Super Bowl ads are often seen as an indicator of economic trends. Though ads for beer, snacks and cars are standard fare each year, other industries with large ad presences are likely experiencing a surge. The dot-com boom in the late 1990s saw more technology-focused ads, for example.
"Last year the automotive industry was the big story, with many analysts considering this a signal that the economy was starting to turn around, and sure enough automotive sales in 2011 over 2010 increased 10.3 percent," said Professor of Marketing Kathy O'Donnell, who has followed Super Bowl ads for more than 20 years.
This year, auto ads look to remain popular. One third of all ad space has been sold to auto-related companies and ad spots have sold out much sooner than in previous years, which some say may be an indicator of an improving economy.
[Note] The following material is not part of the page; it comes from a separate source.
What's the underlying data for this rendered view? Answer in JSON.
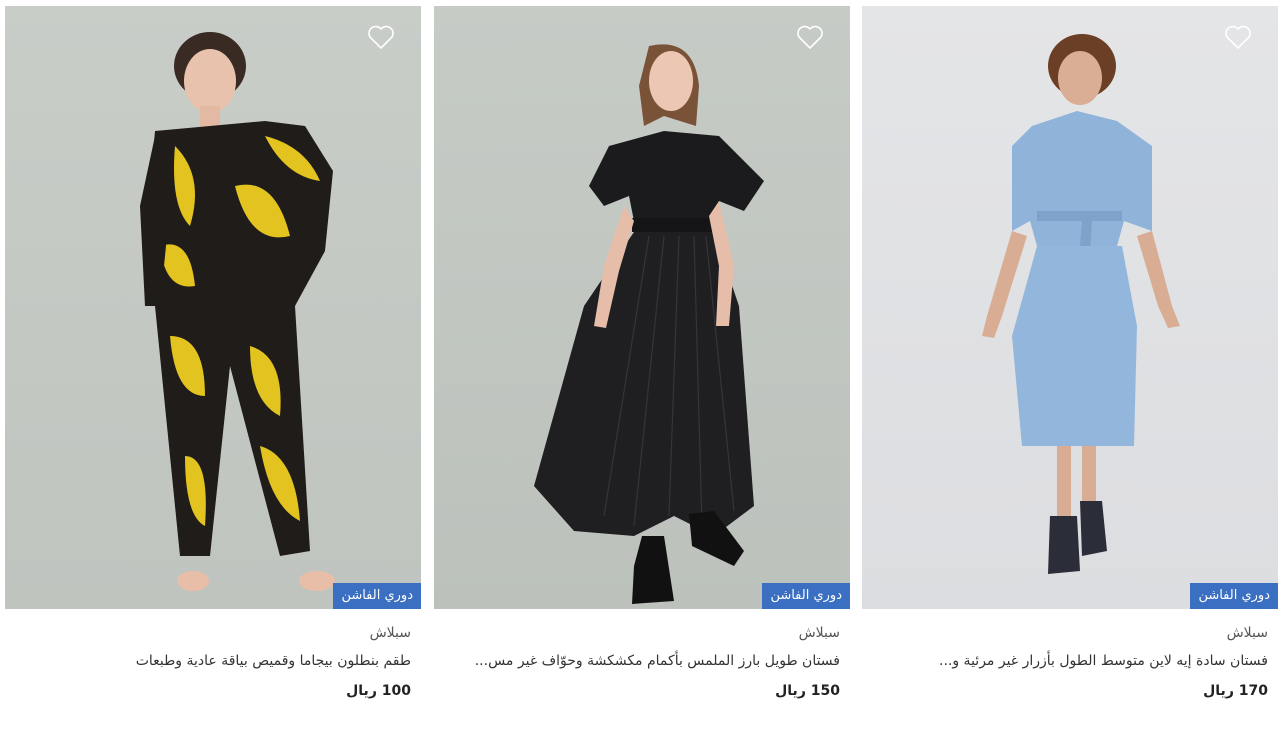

Although much economic uncertainty remains, the Super Bowl is the closest thing to a sure bet for advertisers. In the age of Facebook, Hulu, YouTube and DVR, access to mass audiences are much more rare. The Super Bowl is one of the last places where companies can reach millions of potential customers at once. Last year's Super Bowl saw an all-time record in U.S. television viewership, with 111 million people tuning in for the game.
"There are few events that have this kind of unifying power," Camacho said.
Although televised Super Bowls have always drawn large audiences and zealous advertisers, it wasn't until the late 1980s that the ads became a social phenomenon unto themselves, said O'Donnell.
"I think there are many other folks across the country who party with their friends during the actual game and then make everyone quiet down for the commercials," said O'Donnell.
In recent years, other developments have forced advertisers to change their approach.
"One problem with a program that attracts a large and diverse audience is that there's a tendency to try to appeal to everyone, which seldom works," O'Donnell said. "While traditionally targeting men (as most sports advertisers did), we've seen a big push toward women in the past few years, which is smart since they comprised 45.9 percent of the audience for last year's game."
Social media has also changed the game for marketers, for better or worse. Consumers online are quick to share links to videos of their favorite ads -- but the same goes for ads they don't like.
Now, many companies are complementing their advertising efforts with online activity. Doritos and Chevrolet have launched interactive social media campaigns in which consumers submit their own ads to be voted on and aired during the game. The iPhone app Shazam lets users record audio of advertisements, which the app then links to online content.
Despite recent changes, advertisers' number one goal in a spectacle like the Super Bowl is to stand out. Super Bowl ads are often more creative, take more risks, and use celebrity "star power" more than other ads, said Camacho.
"During an event that is so big and has so much going on, you've got to make it memorable," she said.